Ragazzi prodigio
Voglio parlare di un film che mi sta a cuore. Un film di qualche anno fa: Wonder Boys. Regia: Curtis Hanson, lo stesso di L.A. Confidential e di una manciata di altri film piccoli ma buoni. Cast stellare: Michael Douglas, Robert Downey Jr., Tobey Maguire, Katie Holmes, Frances McDormand e una mezza dozzina di bravissimi caratteristi. Wonder Boys è tratto da un romanzo di quel genio meccanico di Michael Chabon e parla di scrittori. Parla di scrittura, di Pittsburgh, della vita universitaria ai seminari di scrittura creativa post-laurea. Parla di ragazzi prodigio, come da titolo appunto, di cosa si fa per procrastinare la resa dei conti, di cosa significhi trascinarsi per non ammettere il vuoto, la noia, la necessità di assumersi la responsabilità e la scommessa di essere vivi e di continuare a vivere (che poi è, mi pare adesso, una perfetta metafora della dipendenza).
Nel film M. Douglas è un professore di scrittura creativa. Divenne celebre sette anni prima per aver scritto il libro di successo (di critica presumiamo) La figlia dell’incendiario e grazie a quel passaporto è stato assunto come docente in un college.
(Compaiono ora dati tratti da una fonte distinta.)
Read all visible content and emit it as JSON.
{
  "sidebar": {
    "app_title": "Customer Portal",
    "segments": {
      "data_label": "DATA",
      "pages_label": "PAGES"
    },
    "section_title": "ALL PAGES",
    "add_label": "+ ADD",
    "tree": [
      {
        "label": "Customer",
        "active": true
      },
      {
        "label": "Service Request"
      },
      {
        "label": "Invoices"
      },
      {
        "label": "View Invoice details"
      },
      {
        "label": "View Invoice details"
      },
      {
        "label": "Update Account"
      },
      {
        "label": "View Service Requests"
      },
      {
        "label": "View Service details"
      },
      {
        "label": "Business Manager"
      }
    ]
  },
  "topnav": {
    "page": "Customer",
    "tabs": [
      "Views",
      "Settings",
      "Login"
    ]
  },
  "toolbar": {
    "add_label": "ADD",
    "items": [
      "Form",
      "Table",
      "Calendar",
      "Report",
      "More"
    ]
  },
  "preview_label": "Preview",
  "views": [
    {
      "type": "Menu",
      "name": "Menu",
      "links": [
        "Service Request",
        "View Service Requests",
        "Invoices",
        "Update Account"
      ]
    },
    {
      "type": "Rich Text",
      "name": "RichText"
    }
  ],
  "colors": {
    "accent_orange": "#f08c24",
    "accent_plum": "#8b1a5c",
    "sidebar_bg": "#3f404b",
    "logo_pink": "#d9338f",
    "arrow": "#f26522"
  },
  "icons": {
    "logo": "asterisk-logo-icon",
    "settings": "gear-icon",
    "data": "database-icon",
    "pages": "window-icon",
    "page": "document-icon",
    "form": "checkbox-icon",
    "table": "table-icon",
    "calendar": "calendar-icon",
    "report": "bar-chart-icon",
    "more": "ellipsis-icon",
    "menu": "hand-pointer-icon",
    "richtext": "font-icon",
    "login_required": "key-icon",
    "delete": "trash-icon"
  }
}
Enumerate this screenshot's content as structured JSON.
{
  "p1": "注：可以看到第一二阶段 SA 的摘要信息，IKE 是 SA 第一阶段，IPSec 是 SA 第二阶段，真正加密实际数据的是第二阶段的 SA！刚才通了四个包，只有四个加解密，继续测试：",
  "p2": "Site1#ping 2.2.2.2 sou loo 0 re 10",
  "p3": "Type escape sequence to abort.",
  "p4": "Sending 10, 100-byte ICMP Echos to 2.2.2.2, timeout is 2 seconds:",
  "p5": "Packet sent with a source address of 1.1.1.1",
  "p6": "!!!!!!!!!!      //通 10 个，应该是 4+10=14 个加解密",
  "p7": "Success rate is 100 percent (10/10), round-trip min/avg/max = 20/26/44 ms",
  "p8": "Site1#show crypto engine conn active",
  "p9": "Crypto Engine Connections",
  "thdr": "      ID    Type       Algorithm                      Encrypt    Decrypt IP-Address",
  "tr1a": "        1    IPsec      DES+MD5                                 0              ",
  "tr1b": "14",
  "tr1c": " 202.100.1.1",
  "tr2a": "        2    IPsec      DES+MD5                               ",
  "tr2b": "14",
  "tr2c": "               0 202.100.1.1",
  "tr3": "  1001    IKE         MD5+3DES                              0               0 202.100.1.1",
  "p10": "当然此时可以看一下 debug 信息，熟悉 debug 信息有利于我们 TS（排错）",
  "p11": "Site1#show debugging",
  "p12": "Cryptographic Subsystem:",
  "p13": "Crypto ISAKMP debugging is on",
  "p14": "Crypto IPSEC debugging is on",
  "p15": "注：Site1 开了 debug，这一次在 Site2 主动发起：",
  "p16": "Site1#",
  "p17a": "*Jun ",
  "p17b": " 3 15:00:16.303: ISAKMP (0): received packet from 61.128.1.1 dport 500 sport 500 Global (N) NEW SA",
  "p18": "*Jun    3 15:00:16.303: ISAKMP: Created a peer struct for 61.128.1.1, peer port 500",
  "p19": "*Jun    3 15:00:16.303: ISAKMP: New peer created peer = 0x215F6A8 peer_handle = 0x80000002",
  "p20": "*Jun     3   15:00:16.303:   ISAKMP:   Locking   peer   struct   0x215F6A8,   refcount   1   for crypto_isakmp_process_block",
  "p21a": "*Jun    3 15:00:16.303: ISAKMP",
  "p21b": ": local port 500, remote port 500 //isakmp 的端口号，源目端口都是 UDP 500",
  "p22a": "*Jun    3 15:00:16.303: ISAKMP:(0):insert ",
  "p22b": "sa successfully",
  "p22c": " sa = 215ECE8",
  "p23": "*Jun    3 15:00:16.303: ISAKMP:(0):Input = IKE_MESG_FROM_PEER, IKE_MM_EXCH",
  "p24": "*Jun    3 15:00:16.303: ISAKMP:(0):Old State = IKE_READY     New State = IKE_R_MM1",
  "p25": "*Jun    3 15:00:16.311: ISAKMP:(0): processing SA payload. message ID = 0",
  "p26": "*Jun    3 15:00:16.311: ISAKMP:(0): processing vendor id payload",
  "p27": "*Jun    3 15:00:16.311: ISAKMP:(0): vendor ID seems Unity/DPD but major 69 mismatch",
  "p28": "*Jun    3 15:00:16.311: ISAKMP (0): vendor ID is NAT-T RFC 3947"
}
In un febbraio pieno di neve, nel pieno del Wordsfest – il festival di scrittura locale, una specie di Pordenonelegge o del Festival della Letteratura di Mantova qui da noi, solo che si svolge nel mezzo dell’inverno, fra sale accademiche di mogano e luci calde e locali in collina dove sfangare la serata, oppure in case di legno, con bovindo come passerelle per vedere la strada e cercare di scrivere – il professore si troverà in un mare di guai per colpa di Tobey Maguire. In tutto questo Douglas, da sette anni, sta scrivendo il suo secondo romanzo: un bestione di 2000 pagine la cui fine sembra allontanarsi sempre più. Ci penserà il suo editor, Robert Downey Jr., ad accelerare il processo del destino.
Si scrive perché ci abitano certi demoni. Almeno è questo che si dice. Si scrive perché si è ricevuto un’illuminazione, un marchio – e questo è già più misterioso – e spetta a certi maestri coltivare la voce dell’allievo promettente (anche facendogli passare un weekend di guai). Ma quand’è e perché non si scrive più? Cos’è il vuoto – non già il blocco dello scrittore, che è una menzogna ormai riconosciuta – che accompagna alcuni scrittori in certi momenti della propria vita? E come si passa il guado? Non ci sono fedi più affidabili della fiducia nei propri mezzi perché si riesca ad attraversare il mare aperto periglioso, quando appare. Forse è necessario appigliarsi ai classici: ai (pochi) citati nel film, a Dylan in accompagnamento musicale (di recente, nuovo classico). No, non c’è una ricetta. La navigazione è in piena oscurità. Buttare tutto all’aria, avere il coraggio di chiudere i propri fogli in una scatola e affidarla alle correnti ascensionali di una darsena, questo forse potrebbe essere il rimedio, ma non è sicuro. “A quanto mi risulta i segni del destino sono un tantino più sfumati”, dice il professore, con quell’aria leggera, ironica, salda, zen, progressista e novecentesca che gli appartiene. Forse il vuoto capita solo a chi è nato nel Novecento, allora: tutti gli altri, nati sull’orlo del baratro, ci sono abituati. Non ci sono risposte. “Non rispetto i nuovi standard”, dice l’editor. “E quali sono?”, chiede lo scrittore. “Non so… competenza forse?”.